First, Scahill makes it clear that part of the war on terror is the cold war redux. The cold war put us in bed with bin Laden, Somoza, Thieu, Noriega, etc; it was a modern example of the ancient doctrine that the enemy of my enemy is my friend. The last decades should have disabused us of our belief in that notion. Noriega takes over almost a third of a million dollar from the US, while he is on the payroll of the cartels. We gave about three billion dollars to Islamic groups who wanted to oust the Soviet forces, and now many of these same groups oppose us today. The weapons sent to our allies in Afghanistan and Pakistan too often find their way into our enemies’ hands. In this day and age, friends and enemies are tremendously illusive terms, which can with a change in circumstances or the processing of more information, be reversed. Scahill’s discussion on Somalia is a case in point.
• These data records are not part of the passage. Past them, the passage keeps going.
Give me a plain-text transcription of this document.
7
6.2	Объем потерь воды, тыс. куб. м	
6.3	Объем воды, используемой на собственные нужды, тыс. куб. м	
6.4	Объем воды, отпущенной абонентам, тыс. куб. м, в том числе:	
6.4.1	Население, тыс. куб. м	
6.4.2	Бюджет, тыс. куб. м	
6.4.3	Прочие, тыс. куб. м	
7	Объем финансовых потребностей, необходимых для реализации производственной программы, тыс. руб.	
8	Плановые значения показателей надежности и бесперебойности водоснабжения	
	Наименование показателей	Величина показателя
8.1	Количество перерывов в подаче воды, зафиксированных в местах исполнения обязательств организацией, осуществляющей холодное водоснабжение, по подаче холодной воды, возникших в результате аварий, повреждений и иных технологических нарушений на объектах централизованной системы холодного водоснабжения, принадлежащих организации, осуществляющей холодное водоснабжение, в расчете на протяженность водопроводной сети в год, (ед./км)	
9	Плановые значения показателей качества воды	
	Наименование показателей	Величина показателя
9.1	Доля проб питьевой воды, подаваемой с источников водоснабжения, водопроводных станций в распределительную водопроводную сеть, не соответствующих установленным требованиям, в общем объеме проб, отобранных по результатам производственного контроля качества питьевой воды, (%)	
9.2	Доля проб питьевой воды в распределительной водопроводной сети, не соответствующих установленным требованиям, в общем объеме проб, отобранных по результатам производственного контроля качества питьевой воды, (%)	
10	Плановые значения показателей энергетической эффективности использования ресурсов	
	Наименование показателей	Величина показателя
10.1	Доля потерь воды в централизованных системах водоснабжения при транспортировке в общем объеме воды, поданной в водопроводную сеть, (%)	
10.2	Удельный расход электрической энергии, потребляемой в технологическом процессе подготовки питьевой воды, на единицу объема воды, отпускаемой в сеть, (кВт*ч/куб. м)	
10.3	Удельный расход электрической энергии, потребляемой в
Second, President Obama has, like a hungry fish, swallowed the Cheney-esque “the world is a battlefield” doctrine—hook, line, and sinker. When that means we must go into Pakistan in secret to take bin Laden, we all think it reasonable. Almost everything is called a “slippery slope;” this truly is one. When our drone kills an entire family at a family gathering in order to hit a single individual, we call their blood collateral damage. This is nothing new; the Allies may have killed as many as a million citizens with their strategic bombing. Some sources indicate that our invasion of Iraq resulted in over half a million civilian deaths. So, what’s the big deal?
The big deal is that we are not at war with the countries in which these deaths occurred and are occurring. In the war on terror, the US truly sees the world as a battlefield, and we have the right, nay the duty, to kill whomever we decide is dangerous—however we can and wherever they might be. We kill an American citizen on foreign soil for what he said, not what he did. What Scahill makes clear with well-chosen examples is that our hubris is astounding, and this strategy may make more enemies than it exterminates.
Finally, this was not part of Scahill’s argument, but it is a related conclusion. Over 3,000 Americans were kill on 9-11-01. Those deaths have twisted the face of American democracy into a deadly grimace. Because those deaths shattered the myth of our safety from the consequences of foreign conflicts, we have become a country that tortures and abuses prisoners; we have spent something close to one and one-half billion dollars; we have killed tens, possibly hundreds, of thousands of civilians who simply got in the way of our vengeance or our paranoia. Roughly 7,000 US soldiers have lost their lives. We have also become a society teetering on the edge of an “Orwellian 1984.” No habeas corpus for some; no privacy for almost everyone. All because of those deaths and our own national psychosis, helped along by political entrepreneurs who clang the bell loudly and corporate whores who feast off conflict.
How does all this happen? Auto accidents kill roughly 6,000 Americans a month; firearms kill roughly 3,000 US citizens a month. But, those 3,000 deaths over a decade ago on 9/11, horrible as they were, have been made into the fuel that has helped drive this nation to accept and defend policies that are fundamentally insane. Scahill documents some of that insanity for us, and he does it very well.